As in the title, let $A$ be any real matrix, how to prove that, for any vector $v$, we have $$ \langle Av,v\rangle \leq \lambda_+(A)\langle v,v\rangle,$$ where $\lambda_+(A)$ is the maximum eigenvalue of $A$?

Answer 1

This is not true. It's true if $A$ is diagonalizable.

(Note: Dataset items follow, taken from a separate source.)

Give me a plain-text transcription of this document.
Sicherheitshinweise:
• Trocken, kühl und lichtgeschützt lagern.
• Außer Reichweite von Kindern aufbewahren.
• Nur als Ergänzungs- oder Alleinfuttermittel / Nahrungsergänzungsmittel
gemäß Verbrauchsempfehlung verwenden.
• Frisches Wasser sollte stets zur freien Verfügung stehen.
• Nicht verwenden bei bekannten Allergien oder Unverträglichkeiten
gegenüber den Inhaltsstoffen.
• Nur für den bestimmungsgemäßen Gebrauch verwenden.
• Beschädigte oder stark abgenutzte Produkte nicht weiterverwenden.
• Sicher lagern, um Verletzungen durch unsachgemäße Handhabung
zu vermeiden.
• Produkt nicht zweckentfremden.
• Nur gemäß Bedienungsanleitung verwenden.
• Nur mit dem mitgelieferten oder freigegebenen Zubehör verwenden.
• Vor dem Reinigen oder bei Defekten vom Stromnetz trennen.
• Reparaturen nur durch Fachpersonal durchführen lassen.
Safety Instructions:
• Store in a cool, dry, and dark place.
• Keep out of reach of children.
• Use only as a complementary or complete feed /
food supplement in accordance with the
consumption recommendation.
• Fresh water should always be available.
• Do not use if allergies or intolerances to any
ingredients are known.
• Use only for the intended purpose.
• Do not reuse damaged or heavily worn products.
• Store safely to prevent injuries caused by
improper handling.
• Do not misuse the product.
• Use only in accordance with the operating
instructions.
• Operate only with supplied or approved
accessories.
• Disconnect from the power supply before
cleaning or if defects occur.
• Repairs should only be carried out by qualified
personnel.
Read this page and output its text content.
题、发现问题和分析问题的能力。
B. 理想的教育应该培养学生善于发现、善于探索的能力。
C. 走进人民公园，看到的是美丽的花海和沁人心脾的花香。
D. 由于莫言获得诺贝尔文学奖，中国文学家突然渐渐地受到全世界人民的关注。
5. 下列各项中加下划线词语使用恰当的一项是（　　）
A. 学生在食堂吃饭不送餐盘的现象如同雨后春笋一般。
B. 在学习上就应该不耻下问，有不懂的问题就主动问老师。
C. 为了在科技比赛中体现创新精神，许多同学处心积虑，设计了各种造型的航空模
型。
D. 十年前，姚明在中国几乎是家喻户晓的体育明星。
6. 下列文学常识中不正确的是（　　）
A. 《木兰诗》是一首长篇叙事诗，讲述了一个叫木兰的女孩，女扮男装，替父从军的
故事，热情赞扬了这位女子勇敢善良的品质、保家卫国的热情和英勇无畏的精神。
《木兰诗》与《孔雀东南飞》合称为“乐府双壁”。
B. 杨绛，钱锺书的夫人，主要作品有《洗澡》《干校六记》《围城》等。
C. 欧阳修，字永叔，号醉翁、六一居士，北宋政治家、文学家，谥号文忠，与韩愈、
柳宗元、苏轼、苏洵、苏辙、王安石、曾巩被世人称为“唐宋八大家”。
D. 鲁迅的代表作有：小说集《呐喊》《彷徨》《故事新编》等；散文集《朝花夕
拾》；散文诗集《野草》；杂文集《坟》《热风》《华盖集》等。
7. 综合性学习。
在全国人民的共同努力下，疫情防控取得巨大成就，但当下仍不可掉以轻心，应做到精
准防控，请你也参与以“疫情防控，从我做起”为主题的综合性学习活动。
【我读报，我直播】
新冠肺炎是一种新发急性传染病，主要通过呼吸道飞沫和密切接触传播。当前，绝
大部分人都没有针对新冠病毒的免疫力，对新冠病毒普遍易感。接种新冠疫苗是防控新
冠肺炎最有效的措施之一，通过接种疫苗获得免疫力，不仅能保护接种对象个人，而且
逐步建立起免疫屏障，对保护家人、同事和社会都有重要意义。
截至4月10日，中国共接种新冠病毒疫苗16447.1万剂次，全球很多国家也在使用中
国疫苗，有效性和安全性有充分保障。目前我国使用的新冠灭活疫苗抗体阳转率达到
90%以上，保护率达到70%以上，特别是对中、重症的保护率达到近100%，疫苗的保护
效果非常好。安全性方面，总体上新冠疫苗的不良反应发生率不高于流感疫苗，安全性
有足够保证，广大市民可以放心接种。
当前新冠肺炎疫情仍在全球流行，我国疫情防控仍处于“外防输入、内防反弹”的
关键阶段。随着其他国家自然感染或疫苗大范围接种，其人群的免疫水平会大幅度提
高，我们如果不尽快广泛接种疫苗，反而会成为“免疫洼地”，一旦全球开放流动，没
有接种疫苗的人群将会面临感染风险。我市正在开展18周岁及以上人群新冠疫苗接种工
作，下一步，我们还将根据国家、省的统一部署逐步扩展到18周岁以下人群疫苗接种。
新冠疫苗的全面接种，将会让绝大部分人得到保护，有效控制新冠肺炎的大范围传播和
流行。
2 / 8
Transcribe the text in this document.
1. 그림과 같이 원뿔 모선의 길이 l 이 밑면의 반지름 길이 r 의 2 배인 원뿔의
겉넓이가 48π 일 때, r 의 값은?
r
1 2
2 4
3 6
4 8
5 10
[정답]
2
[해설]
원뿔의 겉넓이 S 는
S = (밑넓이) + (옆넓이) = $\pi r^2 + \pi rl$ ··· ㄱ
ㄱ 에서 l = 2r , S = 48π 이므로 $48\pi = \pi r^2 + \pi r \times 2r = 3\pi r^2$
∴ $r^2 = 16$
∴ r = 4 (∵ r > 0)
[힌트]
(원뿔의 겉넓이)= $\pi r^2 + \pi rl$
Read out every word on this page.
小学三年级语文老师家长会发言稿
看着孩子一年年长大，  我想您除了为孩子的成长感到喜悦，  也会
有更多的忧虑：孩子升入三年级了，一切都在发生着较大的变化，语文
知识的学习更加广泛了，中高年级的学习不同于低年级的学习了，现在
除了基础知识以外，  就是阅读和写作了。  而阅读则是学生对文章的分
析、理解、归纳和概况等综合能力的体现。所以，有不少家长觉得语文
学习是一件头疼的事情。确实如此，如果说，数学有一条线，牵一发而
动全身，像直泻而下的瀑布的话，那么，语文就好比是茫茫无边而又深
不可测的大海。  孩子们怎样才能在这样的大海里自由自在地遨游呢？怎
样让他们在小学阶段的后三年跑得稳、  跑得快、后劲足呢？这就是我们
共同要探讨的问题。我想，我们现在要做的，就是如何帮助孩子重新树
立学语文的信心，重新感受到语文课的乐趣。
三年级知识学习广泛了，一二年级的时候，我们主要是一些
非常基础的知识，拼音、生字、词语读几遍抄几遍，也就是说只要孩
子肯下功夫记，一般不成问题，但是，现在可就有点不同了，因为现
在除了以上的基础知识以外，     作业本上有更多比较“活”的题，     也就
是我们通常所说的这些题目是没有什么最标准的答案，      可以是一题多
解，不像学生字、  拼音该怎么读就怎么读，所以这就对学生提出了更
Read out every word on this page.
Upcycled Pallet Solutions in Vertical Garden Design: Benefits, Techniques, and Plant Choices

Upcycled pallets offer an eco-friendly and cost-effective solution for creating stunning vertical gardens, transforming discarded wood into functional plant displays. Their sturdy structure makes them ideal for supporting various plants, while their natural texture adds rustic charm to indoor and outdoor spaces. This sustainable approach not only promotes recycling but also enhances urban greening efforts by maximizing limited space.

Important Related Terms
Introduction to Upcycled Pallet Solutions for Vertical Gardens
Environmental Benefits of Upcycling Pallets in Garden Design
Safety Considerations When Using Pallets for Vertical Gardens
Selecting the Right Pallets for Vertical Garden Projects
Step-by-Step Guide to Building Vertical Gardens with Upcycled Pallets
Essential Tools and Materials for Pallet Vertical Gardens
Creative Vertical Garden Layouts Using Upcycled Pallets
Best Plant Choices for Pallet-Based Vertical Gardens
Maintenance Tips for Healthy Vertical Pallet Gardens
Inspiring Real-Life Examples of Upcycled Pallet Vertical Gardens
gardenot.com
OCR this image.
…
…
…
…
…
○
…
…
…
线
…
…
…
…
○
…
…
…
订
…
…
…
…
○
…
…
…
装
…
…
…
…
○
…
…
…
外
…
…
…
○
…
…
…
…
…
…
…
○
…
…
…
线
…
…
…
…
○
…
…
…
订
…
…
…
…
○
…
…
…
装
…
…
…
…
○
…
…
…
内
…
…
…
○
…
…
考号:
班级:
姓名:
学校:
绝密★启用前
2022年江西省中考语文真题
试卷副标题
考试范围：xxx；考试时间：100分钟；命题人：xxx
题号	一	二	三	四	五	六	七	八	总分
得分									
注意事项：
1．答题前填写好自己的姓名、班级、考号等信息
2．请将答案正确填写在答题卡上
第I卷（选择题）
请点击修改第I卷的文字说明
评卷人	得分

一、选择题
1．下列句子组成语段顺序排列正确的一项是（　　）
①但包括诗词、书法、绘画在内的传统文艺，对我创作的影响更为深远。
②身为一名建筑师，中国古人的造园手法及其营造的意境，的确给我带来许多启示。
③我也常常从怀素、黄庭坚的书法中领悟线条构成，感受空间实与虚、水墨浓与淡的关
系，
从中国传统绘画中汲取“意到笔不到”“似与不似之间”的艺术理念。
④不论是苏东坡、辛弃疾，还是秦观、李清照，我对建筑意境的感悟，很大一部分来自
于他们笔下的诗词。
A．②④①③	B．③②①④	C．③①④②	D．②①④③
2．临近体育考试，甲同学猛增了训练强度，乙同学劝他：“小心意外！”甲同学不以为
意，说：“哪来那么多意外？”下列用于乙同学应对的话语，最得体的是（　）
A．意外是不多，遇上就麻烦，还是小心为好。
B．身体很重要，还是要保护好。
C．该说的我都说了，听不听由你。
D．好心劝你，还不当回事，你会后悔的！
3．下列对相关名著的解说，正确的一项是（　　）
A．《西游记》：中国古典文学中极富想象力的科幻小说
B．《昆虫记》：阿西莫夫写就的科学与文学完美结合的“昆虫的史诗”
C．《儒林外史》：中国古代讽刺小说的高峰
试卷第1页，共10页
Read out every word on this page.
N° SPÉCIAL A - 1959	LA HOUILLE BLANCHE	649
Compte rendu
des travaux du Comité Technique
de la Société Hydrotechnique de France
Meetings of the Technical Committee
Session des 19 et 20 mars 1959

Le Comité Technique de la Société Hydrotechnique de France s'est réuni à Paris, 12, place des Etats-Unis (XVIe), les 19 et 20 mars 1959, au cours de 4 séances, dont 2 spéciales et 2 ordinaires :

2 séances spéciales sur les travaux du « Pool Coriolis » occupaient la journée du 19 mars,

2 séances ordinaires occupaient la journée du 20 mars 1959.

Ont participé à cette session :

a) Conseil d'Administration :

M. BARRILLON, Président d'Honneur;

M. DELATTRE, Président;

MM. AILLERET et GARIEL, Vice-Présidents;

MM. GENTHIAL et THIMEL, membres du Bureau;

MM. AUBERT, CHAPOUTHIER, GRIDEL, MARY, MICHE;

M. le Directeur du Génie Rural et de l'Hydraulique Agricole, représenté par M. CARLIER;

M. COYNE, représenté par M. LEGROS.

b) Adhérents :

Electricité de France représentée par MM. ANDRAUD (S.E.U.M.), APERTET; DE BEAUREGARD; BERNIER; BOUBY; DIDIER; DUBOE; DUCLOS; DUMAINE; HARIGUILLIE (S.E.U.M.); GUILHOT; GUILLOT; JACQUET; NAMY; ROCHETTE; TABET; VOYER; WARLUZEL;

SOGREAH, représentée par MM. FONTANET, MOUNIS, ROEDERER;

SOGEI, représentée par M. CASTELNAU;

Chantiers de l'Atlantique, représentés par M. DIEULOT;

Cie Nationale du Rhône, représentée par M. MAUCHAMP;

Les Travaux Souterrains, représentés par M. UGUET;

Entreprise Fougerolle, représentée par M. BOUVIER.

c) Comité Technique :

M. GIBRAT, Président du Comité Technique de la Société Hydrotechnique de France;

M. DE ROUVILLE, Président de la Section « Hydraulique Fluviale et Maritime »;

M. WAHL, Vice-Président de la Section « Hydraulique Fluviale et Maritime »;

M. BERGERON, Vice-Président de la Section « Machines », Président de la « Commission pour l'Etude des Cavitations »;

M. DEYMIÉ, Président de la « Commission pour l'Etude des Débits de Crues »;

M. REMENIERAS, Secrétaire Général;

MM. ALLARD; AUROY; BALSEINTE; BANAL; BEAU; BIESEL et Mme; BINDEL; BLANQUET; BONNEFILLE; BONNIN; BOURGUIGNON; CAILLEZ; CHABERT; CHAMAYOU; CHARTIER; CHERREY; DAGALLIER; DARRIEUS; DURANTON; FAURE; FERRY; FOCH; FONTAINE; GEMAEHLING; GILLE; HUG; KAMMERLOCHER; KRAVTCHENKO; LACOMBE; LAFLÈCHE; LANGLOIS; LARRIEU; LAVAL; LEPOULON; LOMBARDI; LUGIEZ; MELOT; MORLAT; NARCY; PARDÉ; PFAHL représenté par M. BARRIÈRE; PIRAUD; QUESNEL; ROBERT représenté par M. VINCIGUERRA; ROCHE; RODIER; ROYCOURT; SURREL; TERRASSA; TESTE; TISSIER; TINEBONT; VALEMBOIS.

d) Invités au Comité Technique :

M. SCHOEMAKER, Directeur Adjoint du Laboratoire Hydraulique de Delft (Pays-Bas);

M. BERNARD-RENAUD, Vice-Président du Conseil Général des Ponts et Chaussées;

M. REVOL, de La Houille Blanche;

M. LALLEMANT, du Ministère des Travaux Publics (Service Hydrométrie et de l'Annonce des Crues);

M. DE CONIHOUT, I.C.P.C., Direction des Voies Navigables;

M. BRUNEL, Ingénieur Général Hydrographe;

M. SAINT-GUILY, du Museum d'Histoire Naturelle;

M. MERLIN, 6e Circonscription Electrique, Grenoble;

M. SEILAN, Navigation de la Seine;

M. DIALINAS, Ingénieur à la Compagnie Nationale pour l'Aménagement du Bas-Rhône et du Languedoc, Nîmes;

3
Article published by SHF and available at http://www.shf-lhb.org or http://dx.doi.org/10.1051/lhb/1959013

For a counterexample to the question as stated let $A=\begin{bmatrix}0&1\\0&0\end{bmatrix}$, $v=\begin{bmatrix}1\\1\end{bmatrix}$; then $\langle v,Av\rangle=1$ while $\lambda_+(A)=0$.

Answer 2

This can fail in several ways:

1. as David Ullrich mentioned, it can fail if $A$ is not diagonalizable;
2. it may fail if $A$ does not have real eigenvalues (the inequality may not even make sense in this case);
3. it can fail if $A$ is not unitarily diagonalizable.

To see the third point, let $$A=\begin{bmatrix} 1&10 \\ 0&1\end{bmatrix}\begin{bmatrix} 1&0\\ 0&2\end{bmatrix}\begin{bmatrix} 1&-10\\0&1 \end{bmatrix}=\begin{bmatrix}1& 10\\0& 2\end{bmatrix}.$$

Then for $v=[1,1]^{T},$ we get $\langle Av,v\rangle=13,$ but $2\langle v,v\rangle=2(2)=4$.